🤖 AI Summary
This study investigates how classifier calibration affects decision-making behavior of non-expert users, specifically examining its impact on subjective trust and decision-prediction alignment. To bridge the gap between traditional calibration metrics and human judgment, we propose a prospect-theory-informed calibration score adjustment method that explicitly incorporates empirically grounded models of human risk preferences. Through a rigorously controlled human-AI interaction experiment, we find that improving conventional calibration alone does not significantly increase users’ self-reported trust; however, our adjusted calibration metric significantly enhances decision-prediction consistency (p < 0.01). This work constitutes the first systematic integration of prospect theory into the calibration evaluation framework. It reveals that behavioral responses—rather than subjective trust ratings—are more sensitive indicators of calibration quality, thereby uncovering a critical dissociation in the “calibration–trust–behavior” chain. Our findings provide both a novel human-centered design paradigm and empirical grounding for trustworthy AI systems.
📝 Abstract
Calibration has been proposed as a way to enhance the reliability and adoption of machine learning classifiers.
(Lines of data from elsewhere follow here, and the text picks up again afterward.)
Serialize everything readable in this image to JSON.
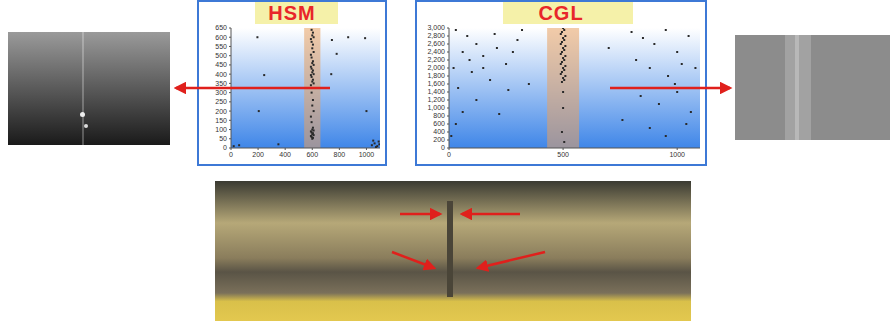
{
  "chart_data": [
    {
      "type": "scatter",
      "title": "HSM",
      "color": "#2a2a2a",
      "xlim": [
        0,
        1100
      ],
      "ylim": [
        0,
        650
      ],
      "xticks": [
        0,
        200,
        400,
        600,
        800,
        1000
      ],
      "yticks": [
        0,
        50,
        100,
        150,
        200,
        250,
        300,
        350,
        400,
        450,
        500,
        550,
        600,
        650
      ],
      "highlight": [
        540,
        660
      ],
      "x": [
        595,
        605,
        600,
        610,
        590,
        595,
        605,
        600,
        610,
        590,
        595,
        605,
        600,
        610,
        590,
        595,
        605,
        600,
        610,
        590,
        595,
        605,
        600,
        610,
        590,
        595,
        605,
        600,
        610,
        590,
        595,
        605,
        600,
        610,
        590,
        595,
        605,
        600,
        610,
        590,
        595,
        605,
        600,
        195,
        205,
        245,
        350,
        740,
        745,
        780,
        865,
        990,
        1000,
        20,
        60,
        1040,
        1060,
        1080,
        1090,
        1070,
        1050,
        1095
      ],
      "values": [
        640,
        625,
        610,
        600,
        590,
        575,
        560,
        540,
        520,
        505,
        490,
        470,
        460,
        450,
        440,
        430,
        420,
        410,
        400,
        395,
        385,
        370,
        360,
        350,
        340,
        300,
        260,
        230,
        200,
        170,
        140,
        110,
        100,
        95,
        90,
        85,
        80,
        75,
        70,
        65,
        60,
        55,
        50,
        600,
        200,
        395,
        20,
        400,
        585,
        510,
        600,
        595,
        200,
        10,
        15,
        15,
        25,
        10,
        35,
        5,
        40,
        20
      ]
    },
    {
      "type": "scatter",
      "title": "CGL",
      "color": "#2a2a2a",
      "xlim": [
        0,
        1100
      ],
      "ylim": [
        0,
        3000
      ],
      "xticks": [
        0,
        500,
        1000
      ],
      "yticks": [
        0,
        200,
        400,
        600,
        800,
        {
          "value": 1000,
          "label": "1,000"
        },
        {
          "value": 1200,
          "label": "1,200"
        },
        {
          "value": 1400,
          "label": "1,400"
        },
        {
          "value": 1600,
          "label": "1,600"
        },
        {
          "value": 1800,
          "label": "1,800"
        },
        {
          "value": 2000,
          "label": "2,000"
        },
        {
          "value": 2200,
          "label": "2,200"
        },
        {
          "value": 2400,
          "label": "2,400"
        },
        {
          "value": 2600,
          "label": "2,600"
        },
        {
          "value": 2800,
          "label": "2,800"
        },
        {
          "value": 3000,
          "label": "3,000"
        }
      ],
      "highlight": [
        430,
        570
      ],
      "x": [
        495,
        505,
        500,
        510,
        490,
        495,
        505,
        500,
        510,
        490,
        495,
        505,
        500,
        510,
        490,
        495,
        505,
        500,
        510,
        490,
        495,
        505,
        500,
        510,
        490,
        495,
        505,
        500,
        500,
        500,
        495,
        505,
        30,
        80,
        120,
        60,
        150,
        200,
        250,
        20,
        100,
        300,
        180,
        40,
        260,
        120,
        60,
        220,
        30,
        150,
        90,
        280,
        350,
        10,
        320,
        210,
        800,
        850,
        900,
        950,
        1000,
        1050,
        820,
        880,
        960,
        1020,
        780,
        840,
        920,
        1000,
        1060,
        760,
        880,
        950,
        1040,
        700,
        1080,
        990
      ],
      "values": [
        1650,
        1700,
        1750,
        1800,
        1850,
        1900,
        1950,
        2000,
        2050,
        2100,
        2150,
        2200,
        2250,
        2300,
        2350,
        2400,
        2450,
        2500,
        2550,
        2600,
        2650,
        2700,
        2750,
        2800,
        2850,
        2900,
        2950,
        3000,
        1400,
        1000,
        400,
        150,
        2950,
        2800,
        2600,
        2400,
        2300,
        2850,
        2100,
        2000,
        1900,
        2700,
        1700,
        1500,
        1450,
        1200,
        900,
        850,
        600,
        2000,
        2200,
        2400,
        1600,
        300,
        2950,
        2500,
        2900,
        2750,
        2600,
        2950,
        2400,
        2800,
        2200,
        2000,
        1800,
        2100,
        1500,
        1300,
        1100,
        1400,
        900,
        700,
        500,
        300,
        600,
        2500,
        2000,
        1600
      ]
    }
  ]
}
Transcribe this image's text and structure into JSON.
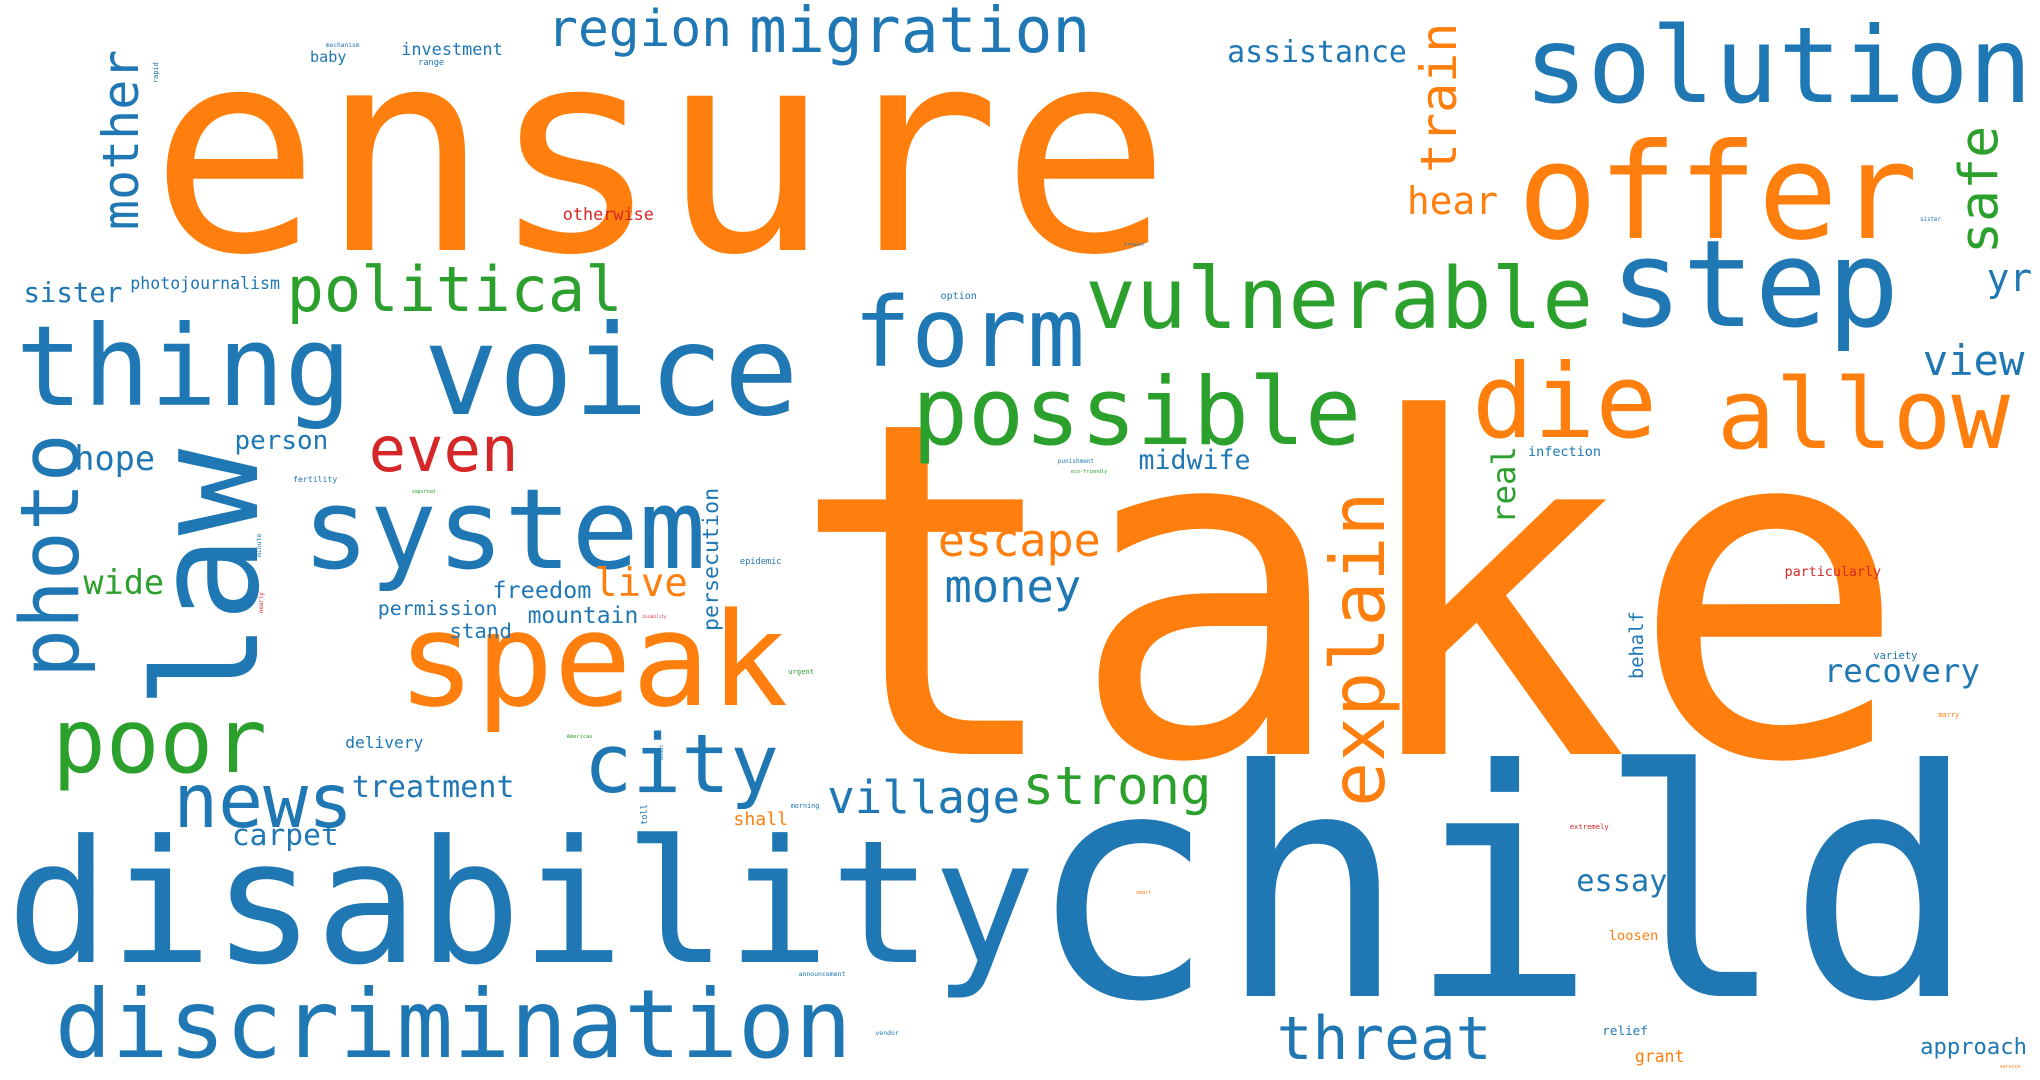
{
  "palette": {
    "blue": "#1f77b4",
    "orange": "#ff7f0e",
    "green": "#2ca02c",
    "red": "#d62728"
  },
  "words": [
    {
      "text": "ensure",
      "color": "orange"
    },
    {
      "text": "take",
      "color": "orange"
    },
    {
      "text": "child",
      "color": "blue"
    },
    {
      "text": "disability",
      "color": "blue"
    },
    {
      "text": "voice",
      "color": "blue"
    },
    {
      "text": "thing",
      "color": "blue"
    },
    {
      "text": "solution",
      "color": "blue"
    },
    {
      "text": "offer",
      "color": "orange"
    },
    {
      "text": "speak",
      "color": "orange"
    },
    {
      "text": "system",
      "color": "blue"
    },
    {
      "text": "discrimination",
      "color": "blue"
    },
    {
      "text": "step",
      "color": "blue"
    },
    {
      "text": "law",
      "color": "blue"
    },
    {
      "text": "vulnerable",
      "color": "green"
    },
    {
      "text": "possible",
      "color": "green"
    },
    {
      "text": "allow",
      "color": "orange"
    },
    {
      "text": "form",
      "color": "blue"
    },
    {
      "text": "die",
      "color": "orange"
    },
    {
      "text": "poor",
      "color": "green"
    },
    {
      "text": "explain",
      "color": "orange"
    },
    {
      "text": "photo",
      "color": "blue"
    },
    {
      "text": "migration",
      "color": "blue"
    },
    {
      "text": "city",
      "color": "blue"
    },
    {
      "text": "news",
      "color": "blue"
    },
    {
      "text": "threat",
      "color": "blue"
    },
    {
      "text": "political",
      "color": "green"
    },
    {
      "text": "mother",
      "color": "blue"
    },
    {
      "text": "even",
      "color": "red"
    },
    {
      "text": "strong",
      "color": "green"
    },
    {
      "text": "region",
      "color": "blue"
    },
    {
      "text": "village",
      "color": "blue"
    },
    {
      "text": "train",
      "color": "orange"
    },
    {
      "text": "safe",
      "color": "green"
    },
    {
      "text": "money",
      "color": "blue"
    },
    {
      "text": "escape",
      "color": "orange"
    },
    {
      "text": "live",
      "color": "orange"
    },
    {
      "text": "view",
      "color": "blue"
    },
    {
      "text": "hope",
      "color": "blue"
    },
    {
      "text": "recovery",
      "color": "blue"
    },
    {
      "text": "hear",
      "color": "orange"
    },
    {
      "text": "treatment",
      "color": "blue"
    },
    {
      "text": "yr",
      "color": "blue"
    },
    {
      "text": "essay",
      "color": "blue"
    },
    {
      "text": "real",
      "color": "green"
    },
    {
      "text": "persecution",
      "color": "blue"
    },
    {
      "text": "wide",
      "color": "green"
    },
    {
      "text": "approach",
      "color": "blue"
    },
    {
      "text": "assistance",
      "color": "blue"
    },
    {
      "text": "carpet",
      "color": "blue"
    },
    {
      "text": "freedom",
      "color": "blue"
    },
    {
      "text": "sister",
      "color": "blue"
    },
    {
      "text": "mountain",
      "color": "blue"
    },
    {
      "text": "midwife",
      "color": "blue"
    },
    {
      "text": "person",
      "color": "blue"
    },
    {
      "text": "permission",
      "color": "blue"
    },
    {
      "text": "investment",
      "color": "blue"
    },
    {
      "text": "photojournalism",
      "color": "blue"
    },
    {
      "text": "delivery",
      "color": "blue"
    },
    {
      "text": "stand",
      "color": "blue"
    },
    {
      "text": "baby",
      "color": "blue"
    },
    {
      "text": "behalf",
      "color": "blue"
    },
    {
      "text": "otherwise",
      "color": "red"
    },
    {
      "text": "grant",
      "color": "orange"
    },
    {
      "text": "shall",
      "color": "orange"
    },
    {
      "text": "infection",
      "color": "blue"
    },
    {
      "text": "particularly",
      "color": "red"
    },
    {
      "text": "relief",
      "color": "blue"
    },
    {
      "text": "loosen",
      "color": "orange"
    },
    {
      "text": "option",
      "color": "blue"
    },
    {
      "text": "toll",
      "color": "blue"
    },
    {
      "text": "epidemic",
      "color": "blue"
    },
    {
      "text": "fertility",
      "color": "blue"
    },
    {
      "text": "variety",
      "color": "blue"
    },
    {
      "text": "urgent",
      "color": "green"
    },
    {
      "text": "morning",
      "color": "blue"
    },
    {
      "text": "extremely",
      "color": "red"
    },
    {
      "text": "announcement",
      "color": "blue"
    },
    {
      "text": "vendor",
      "color": "blue"
    },
    {
      "text": "punishment",
      "color": "blue"
    },
    {
      "text": "eco-friendly",
      "color": "green"
    },
    {
      "text": "range",
      "color": "blue"
    },
    {
      "text": "mechanism",
      "color": "blue"
    },
    {
      "text": "rapid",
      "color": "blue"
    },
    {
      "text": "minute",
      "color": "blue"
    },
    {
      "text": "nearly",
      "color": "red"
    },
    {
      "text": "imported",
      "color": "green"
    },
    {
      "text": "Americas",
      "color": "green"
    },
    {
      "text": "disability",
      "color": "red"
    },
    {
      "text": "doubt",
      "color": "blue"
    },
    {
      "text": "marry",
      "color": "orange"
    },
    {
      "text": "smart",
      "color": "orange"
    },
    {
      "text": "browser",
      "color": "blue"
    },
    {
      "text": "sister",
      "color": "blue"
    },
    {
      "text": "service",
      "color": "orange"
    }
  ]
}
We study a particular aspect of this proposal: how does calibrating a classification model affect the decisions made by non-expert humans consuming the model's predictions? We perform a Human-Computer-Interaction (HCI) experiment to ascertain the effect of calibration on (i) trust in the model, and (ii) the correlation between decisions and predictions. We also propose further corrections to the reported calibrated scores based on Kahneman and Tversky's prospect theory from behavioral economics, and study the effect of these corrections on trust and decision-making. We find that calibration is not sufficient on its own; the prospect theory correction is crucial for increasing the correlation between human decisions and the model's predictions. While this increased correlation suggests higher trust in the model, responses to ``Do you trust the model more?" are unaffected by the method used.